Fig. 6:. Multi-Switch receptor arrays enhance the activity of quad-CAR T cells

a, Diagram and vector maps used in quad-CAR, quad-CAR dual-Switch, and quad-CAR triple-Switch receptor arrays. b, Cell diagrams and flow cytometry analysis of CAR and switch receptor expression in Zip-sorted B6 T cells. Numbers in flow plots represent post-sort purity percentage for each construct. c-h. Sublethally irradiated albino B6 mice were injected with 1:1:1:1 ratio of C1498 singly expressing hCD19, CD20, CD79b, or BAFF-R and treated with dasatinib-cultured quad-CAR albino B6 T cells co-transduced with Gaussia luciferase vector gLuc-PD-1H-CD24-GPI-P2A-EGFP and expressing switch receptors as depicted. c, Experimental setup diagram. d, Representative day 13 T cell BLI and representative example of femur BLI region of interest. e, Total T cell BLI kinetics (left) and femur BLI kinetics (right) from two combined experiments. Data are mean ± SEM. f, C1498 BLI from two combined experiments. g, Representative day 21 leukaemia BLI images. h, Survival. Log-transformed BLI AUC values were compared using a Vardi test with FDR correction. Survival differences were compared via pairwise log-rank test, with FDR correction. i, Live-cell imaging (Incucyte) analysis of quad-CAR and quad-CAR triple-Switch T cells stimulated at low E:T ratios with C1498 target cells expressing target antigens as depicted. T cells (EGFP) and tumour cells (iRFP713) were imaged simultaneously. The E:T ratios at which quad-CAR T cells failed to control C1498 are depicted: 1:3 for C1498-hCD19 and C1498-CD20 and 1:9 for C1498-CD79b and C1498-BAFF-R. Curves are mean ± SEM of triplicate samples.

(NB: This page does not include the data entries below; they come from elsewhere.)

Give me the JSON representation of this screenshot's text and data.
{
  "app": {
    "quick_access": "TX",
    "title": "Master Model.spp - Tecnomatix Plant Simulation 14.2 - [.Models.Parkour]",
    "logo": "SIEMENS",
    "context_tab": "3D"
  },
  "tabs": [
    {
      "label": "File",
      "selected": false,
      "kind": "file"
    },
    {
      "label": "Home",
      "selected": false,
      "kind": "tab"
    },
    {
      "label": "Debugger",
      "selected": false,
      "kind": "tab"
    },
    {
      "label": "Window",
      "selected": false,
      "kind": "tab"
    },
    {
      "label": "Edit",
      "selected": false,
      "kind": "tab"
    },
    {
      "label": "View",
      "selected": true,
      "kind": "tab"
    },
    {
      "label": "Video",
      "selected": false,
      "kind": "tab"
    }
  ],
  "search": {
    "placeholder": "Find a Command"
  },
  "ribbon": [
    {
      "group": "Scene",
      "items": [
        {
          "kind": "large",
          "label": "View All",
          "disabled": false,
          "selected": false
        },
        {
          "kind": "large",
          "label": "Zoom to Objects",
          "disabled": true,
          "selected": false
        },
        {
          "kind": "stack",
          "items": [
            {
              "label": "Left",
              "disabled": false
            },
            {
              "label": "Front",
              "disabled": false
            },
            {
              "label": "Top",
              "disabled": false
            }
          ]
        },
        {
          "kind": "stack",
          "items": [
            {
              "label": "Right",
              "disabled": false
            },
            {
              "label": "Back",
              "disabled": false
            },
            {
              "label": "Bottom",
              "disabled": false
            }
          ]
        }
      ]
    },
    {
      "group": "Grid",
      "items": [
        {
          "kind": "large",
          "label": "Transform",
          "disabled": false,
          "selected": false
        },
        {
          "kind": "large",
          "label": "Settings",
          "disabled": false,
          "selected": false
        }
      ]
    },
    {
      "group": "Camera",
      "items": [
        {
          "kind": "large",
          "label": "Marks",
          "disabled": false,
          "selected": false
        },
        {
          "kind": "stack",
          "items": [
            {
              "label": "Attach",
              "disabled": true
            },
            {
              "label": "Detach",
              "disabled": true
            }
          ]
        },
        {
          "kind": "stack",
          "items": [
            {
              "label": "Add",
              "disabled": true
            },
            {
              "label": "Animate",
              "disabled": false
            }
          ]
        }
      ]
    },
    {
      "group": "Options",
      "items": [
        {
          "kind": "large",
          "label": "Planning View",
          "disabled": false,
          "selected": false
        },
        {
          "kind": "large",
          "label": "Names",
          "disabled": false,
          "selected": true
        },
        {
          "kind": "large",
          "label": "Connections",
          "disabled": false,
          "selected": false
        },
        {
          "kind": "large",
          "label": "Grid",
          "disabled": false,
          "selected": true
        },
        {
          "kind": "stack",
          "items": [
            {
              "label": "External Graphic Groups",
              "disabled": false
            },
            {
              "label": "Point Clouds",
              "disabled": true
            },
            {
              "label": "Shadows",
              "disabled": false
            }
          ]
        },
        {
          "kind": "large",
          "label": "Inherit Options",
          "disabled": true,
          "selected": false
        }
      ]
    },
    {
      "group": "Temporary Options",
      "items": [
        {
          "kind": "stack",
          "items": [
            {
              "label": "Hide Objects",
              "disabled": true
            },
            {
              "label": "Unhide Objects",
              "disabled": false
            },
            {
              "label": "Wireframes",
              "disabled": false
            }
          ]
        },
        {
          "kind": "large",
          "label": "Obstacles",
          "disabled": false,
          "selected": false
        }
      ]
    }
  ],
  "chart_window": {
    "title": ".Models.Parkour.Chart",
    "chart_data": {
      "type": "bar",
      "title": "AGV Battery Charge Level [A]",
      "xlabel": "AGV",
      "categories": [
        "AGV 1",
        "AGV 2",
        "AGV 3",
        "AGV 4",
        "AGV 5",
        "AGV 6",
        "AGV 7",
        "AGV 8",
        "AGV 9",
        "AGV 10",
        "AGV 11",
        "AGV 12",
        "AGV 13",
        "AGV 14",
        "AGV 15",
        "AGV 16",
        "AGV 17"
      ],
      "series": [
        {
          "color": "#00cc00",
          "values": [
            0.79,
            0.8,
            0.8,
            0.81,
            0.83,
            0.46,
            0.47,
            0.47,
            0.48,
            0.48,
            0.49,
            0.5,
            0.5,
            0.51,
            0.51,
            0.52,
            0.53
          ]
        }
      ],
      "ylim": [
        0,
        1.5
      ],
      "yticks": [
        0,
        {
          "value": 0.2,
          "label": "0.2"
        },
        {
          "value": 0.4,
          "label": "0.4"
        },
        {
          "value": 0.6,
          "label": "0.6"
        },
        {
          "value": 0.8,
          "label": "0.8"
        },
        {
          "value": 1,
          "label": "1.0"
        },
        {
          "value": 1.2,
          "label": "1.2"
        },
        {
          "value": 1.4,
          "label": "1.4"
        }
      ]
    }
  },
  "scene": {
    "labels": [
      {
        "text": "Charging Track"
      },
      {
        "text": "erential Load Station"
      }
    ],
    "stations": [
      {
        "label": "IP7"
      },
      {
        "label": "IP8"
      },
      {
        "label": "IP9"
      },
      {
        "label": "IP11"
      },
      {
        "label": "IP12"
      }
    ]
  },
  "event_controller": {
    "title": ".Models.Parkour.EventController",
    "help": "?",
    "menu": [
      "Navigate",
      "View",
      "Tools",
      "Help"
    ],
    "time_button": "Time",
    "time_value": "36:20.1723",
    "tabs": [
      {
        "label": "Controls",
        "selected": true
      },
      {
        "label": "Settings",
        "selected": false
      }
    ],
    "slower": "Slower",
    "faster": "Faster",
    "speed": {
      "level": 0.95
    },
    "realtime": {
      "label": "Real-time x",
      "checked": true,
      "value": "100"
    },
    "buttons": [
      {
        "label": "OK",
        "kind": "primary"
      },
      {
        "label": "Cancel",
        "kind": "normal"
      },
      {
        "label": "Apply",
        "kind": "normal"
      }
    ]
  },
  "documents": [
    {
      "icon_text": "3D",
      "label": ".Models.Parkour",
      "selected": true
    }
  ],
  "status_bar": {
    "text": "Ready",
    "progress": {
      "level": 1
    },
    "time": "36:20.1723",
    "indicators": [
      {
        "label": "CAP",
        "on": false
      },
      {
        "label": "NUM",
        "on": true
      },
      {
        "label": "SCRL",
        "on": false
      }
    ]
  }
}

Fig. 7:. Summary of Zip-sorting system and multi-CAR multi-Switch T cells

a, Zip-sorting system directs single-step immunomagnetic purification of dual-vector-transduced cells. The blocking-zipper strategy enables zipper modification of safety-switches, DNRs, switch receptors, and CARs by promoting preferential surface expression of the affinity-tagged zipper on dual-transduced cells. b, (Top) Proposed mechanism for enhanced proliferation of multi-Switch CAR T cells in response to leukaemia targets without inhibitory ligand overexpression. Antigen stimulation drives upregulation of PD-L1 and CD200 on dual-CAR FasBB switch receptor-expressing T cells. PD-1-OX40 and CD200R-CD27 switch receptors signal in response to T cell-expressed inhibitory ligands. (Bottom) Proposed mechanism for enhanced proliferation and survival of multi-Switch CAR T cells in response to leukaemia targets with inhibitory ligand overexpression. Direct stimulation of switch receptors via tumour cell-expressed inhibitory ligands promotes TNFRSF signalling and T cell costimulation. FasBB inhibits Fas/FasL-mediated T cell death (dominant negative function). c, Dual-CAR T cells promote immunoediting and antigen-negative outgrowth of leukaemia in response to a leukaemia population heterogeneously expressing four tumour-associated antigens. Triple-CAR and quad-CAR T cells target greater number of antigens and can overcome higher antigen heterogeneity. Co-expression of multiple switch receptors promotes proliferation and enhances anti-leukaemia activity of multi-CAR T cells.